Разыскавший эти документы историк Павел Владимирович Седов очень точно раскрыл суть службы стрелецких начальников, позволявшей им находиться всегда на виду в услужении царю: «Возвышая стрелецких голов, царь мог быть уверен в их личной преданности. Командиры московских стрельцов должны были обладать, по крайней мере, двумя качествами, необходимыми для придворного: умением служить и готовностью беспрекословно повиноваться. Поднявшись на несколько ступенек вверх по лестнице чинов, они становились уже не стражами за дверью, а участниками внутренней дворцовой жизни. Им можно было доверить любое задание, вплоть до ответственного дипломатического поручения. Так же поступал и Петр I, посылая гвардейских офицеров по самым различным делам, требовавшим решительности и исполнительности»[285].
Путь в Думу
Поворотным моментом, позволившим Артамону Матвееву окончательно утвердиться в окружении царя как единственному «ближнему человеку», стал новый брак царя Алексея Михайловича с Натальей Кирилловной Нарышкиной 22 января 1671 года. С этого времени, как писал о себе сам Матвеев, «для государской радости, пожалован в Комнату».

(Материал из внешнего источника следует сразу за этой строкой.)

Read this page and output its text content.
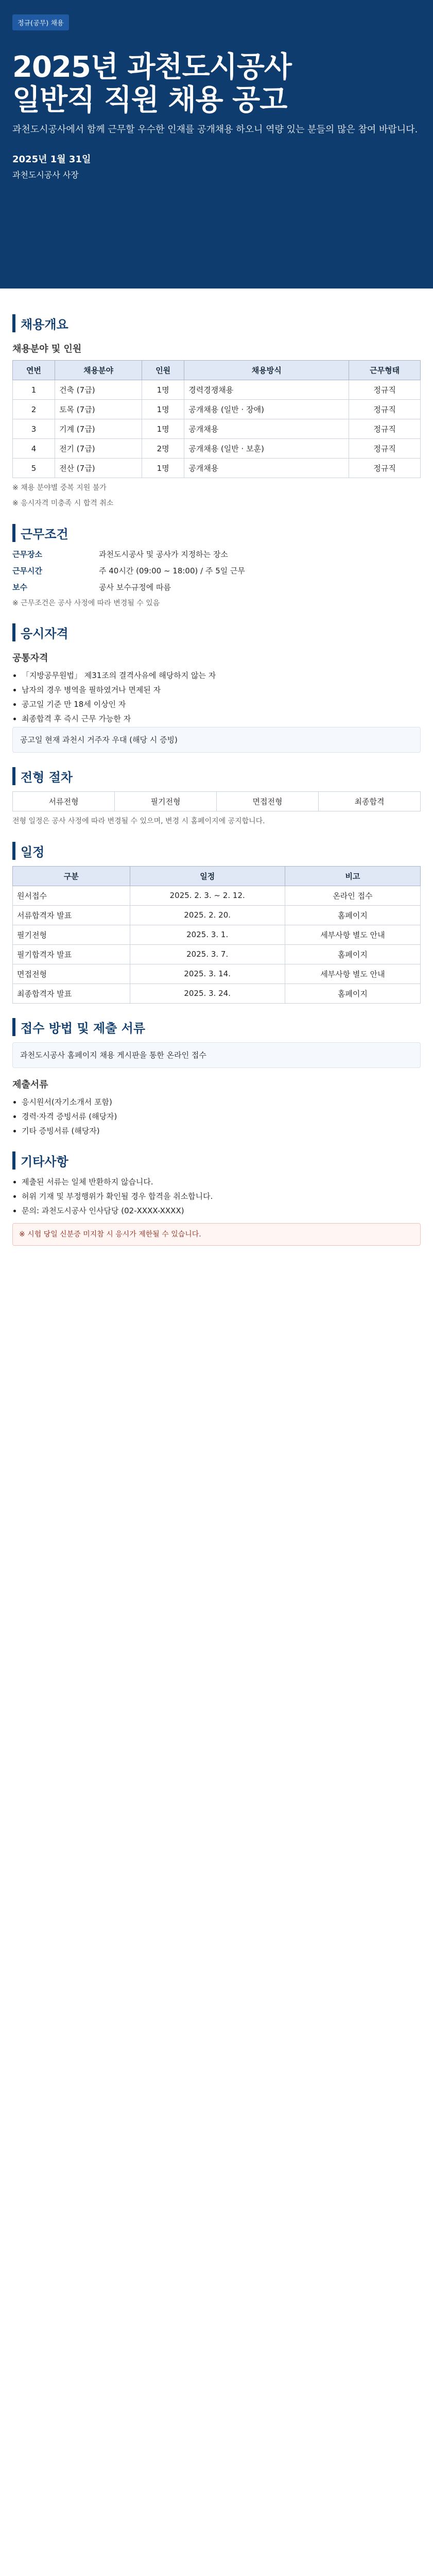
정규(공무) 채용
2025년 과천도시공사
일반직 직원 채용 공고
과천도시공사에서 함께 근무할 우수한 인재를 공개채용 하오니 역량 있는 분들의 많은 참여 바랍니다.
2025년 1월 31일
과천도시공사 사장
채용개요
채용분야 및 인원
연번	채용분야	인원	채용방식	근무형태
1	건축 (7급)	1명	경력경쟁채용	정규직
2	토목 (7급)	1명	공개채용 (일반 · 장애)	정규직
3	기계 (7급)	1명	공개채용	정규직
4	전기 (7급)	2명	공개채용 (일반 · 보훈)	정규직
5	전산 (7급)	1명	공개채용	정규직
※ 채용 분야별 중복 지원 불가
※ 응시자격 미충족 시 합격 취소
근무조건
근무장소	과천도시공사 및 공사가 지정하는 장소
근무시간	주 40시간 (09:00 ~ 18:00) / 주 5일 근무
보수	공사 보수규정에 따름
※ 근무조건은 공사 사정에 따라 변경될 수 있음
응시자격
공통자격
• 「지방공무원법」 제31조의 결격사유에 해당하지 않는 자
• 남자의 경우 병역을 필하였거나 면제된 자
• 공고일 기준 만 18세 이상인 자
• 최종합격 후 즉시 근무 가능한 자
공고일 현재 과천시 거주자 우대 (해당 시 증빙)
전형 절차
서류전형	필기전형	면접전형	최종합격
전형 일정은 공사 사정에 따라 변경될 수 있으며, 변경 시 홈페이지에 공지합니다.
일정
구분	일정	비고
원서접수	2025. 2. 3. ~ 2. 12.	온라인 접수
서류합격자 발표	2025. 2. 20.	홈페이지
필기전형	2025. 3. 1.	세부사항 별도 안내
필기합격자 발표	2025. 3. 7.	홈페이지
면접전형	2025. 3. 14.	세부사항 별도 안내
최종합격자 발표	2025. 3. 24.	홈페이지
접수 방법 및 제출 서류
과천도시공사 홈페이지 채용 게시판을 통한 온라인 접수
제출서류
• 응시원서(자기소개서 포함)
• 경력·자격 증빙서류 (해당자)
• 기타 증빙서류 (해당자)
기타사항
• 제출된 서류는 일체 반환하지 않습니다.
• 허위 기재 및 부정행위가 확인될 경우 합격을 취소합니다.
• 문의: 과천도시공사 인사담당 (02-XXXX-XXXX)
※ 시험 당일 신분증 미지참 시 응시가 제한될 수 있습니다.
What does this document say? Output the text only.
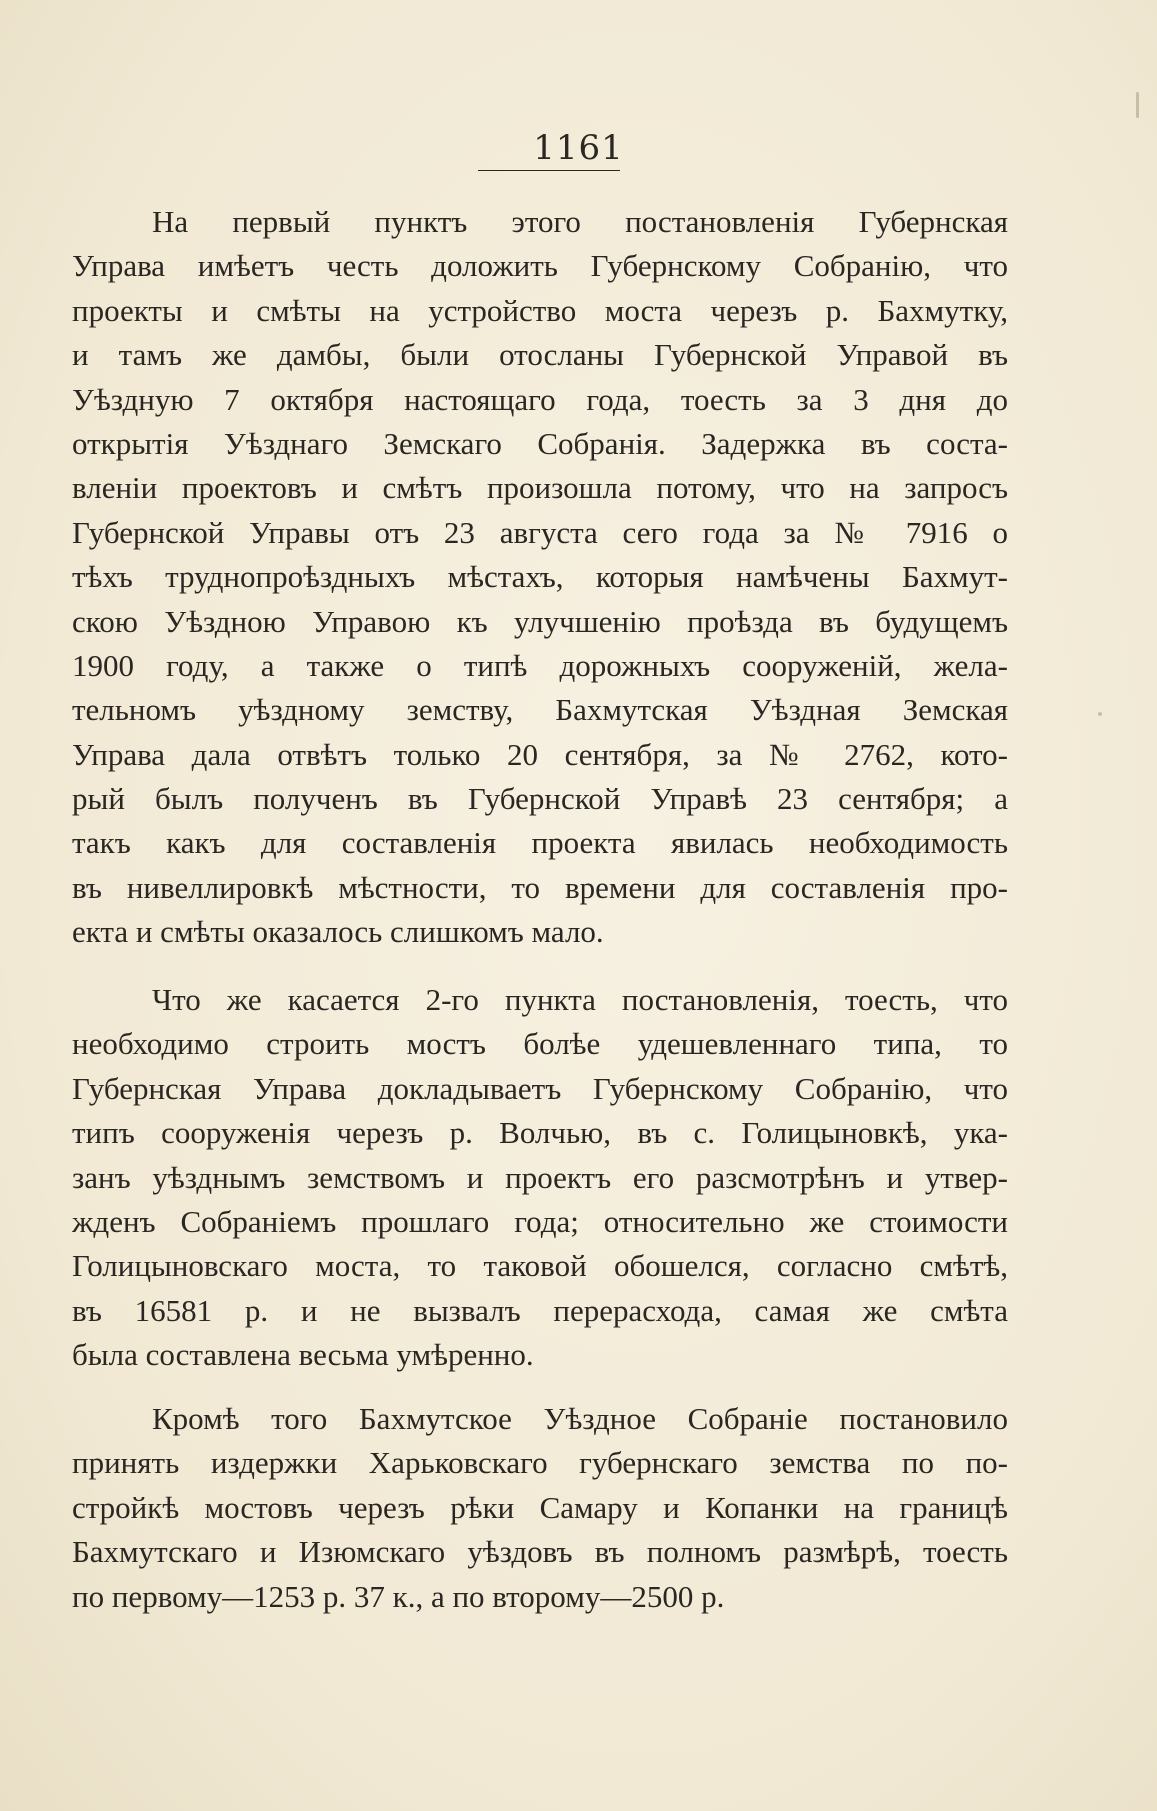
1161
На первый пунктъ этого постановленія Губернская
Управа имѣетъ честь доложить Губернскому Собранію, что
проекты и смѣты на устройство моста черезъ р. Бахмутку,
и тамъ же дамбы, были отосланы Губернской Управой въ
Уѣздную 7 октября настоящаго года, тоесть за 3 дня до
открытія Уѣзднаго Земскаго Собранія. Задержка въ соста-
вленіи проектовъ и смѣтъ произошла потому, что на запросъ
Губернской Управы отъ 23 августа сего года за № 7916 о
тѣхъ труднопроѣздныхъ мѣстахъ, которыя намѣчены Бахмут-
скою Уѣздною Управою къ улучшенію проѣзда въ будущемъ
1900 году, а также о типѣ дорожныхъ сооруженій, жела-
тельномъ уѣздному земству, Бахмутская Уѣздная Земская
Управа дала отвѣтъ только 20 сентября, за № 2762, кото-
рый былъ полученъ въ Губернской Управѣ 23 сентября; а
такъ какъ для составленія проекта явилась необходимость
въ нивеллировкѣ мѣстности, то времени для составленія про-
екта и смѣты оказалось слишкомъ мало.
Что же касается 2-го пункта постановленія, тоесть, что
необходимо строить мостъ болѣе удешевленнаго типа, то
Губернская Управа докладываетъ Губернскому Собранію, что
типъ сооруженія черезъ р. Волчью, въ с. Голицыновкѣ, ука-
занъ уѣзднымъ земствомъ и проектъ его разсмотрѣнъ и утвер-
жденъ Собраніемъ прошлаго года; относительно же стоимости
Голицыновскаго моста, то таковой обошелся, согласно смѣтѣ,
въ 16581 р. и не вызвалъ перерасхода, самая же смѣта
была составлена весьма умѣренно.
Кромѣ того Бахмутское Уѣздное Собраніе постановило
принять издержки Харьковскаго губернскаго земства по по-
стройкѣ мостовъ черезъ рѣки Самару и Копанки на границѣ
Бахмутскаго и Изюмскаго уѣздовъ въ полномъ размѣрѣ, тоесть
по первому—1253 р. 37 к., а по второму—2500 р.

Еще острословы при дворе московских великих князей пустили в оборот образное выражение о возвышении родов через «кику», намекая на свадебный головной убор великих княгинь, чьи родственники попадали в Думу. Но в этом случае, кажется, никакого прямого родства между Нарышкиными и Матвеевыми не существовало. Пошла другая молва: будто бы царская избранница ранее чуть ли не постоянно жила и воспитывалась в доме Матвеева. В исторической литературе она часто так и называется «воспитанницей» Артамона Матвеева, которую тот представил царю Алексею Михайловичу на смотре невест.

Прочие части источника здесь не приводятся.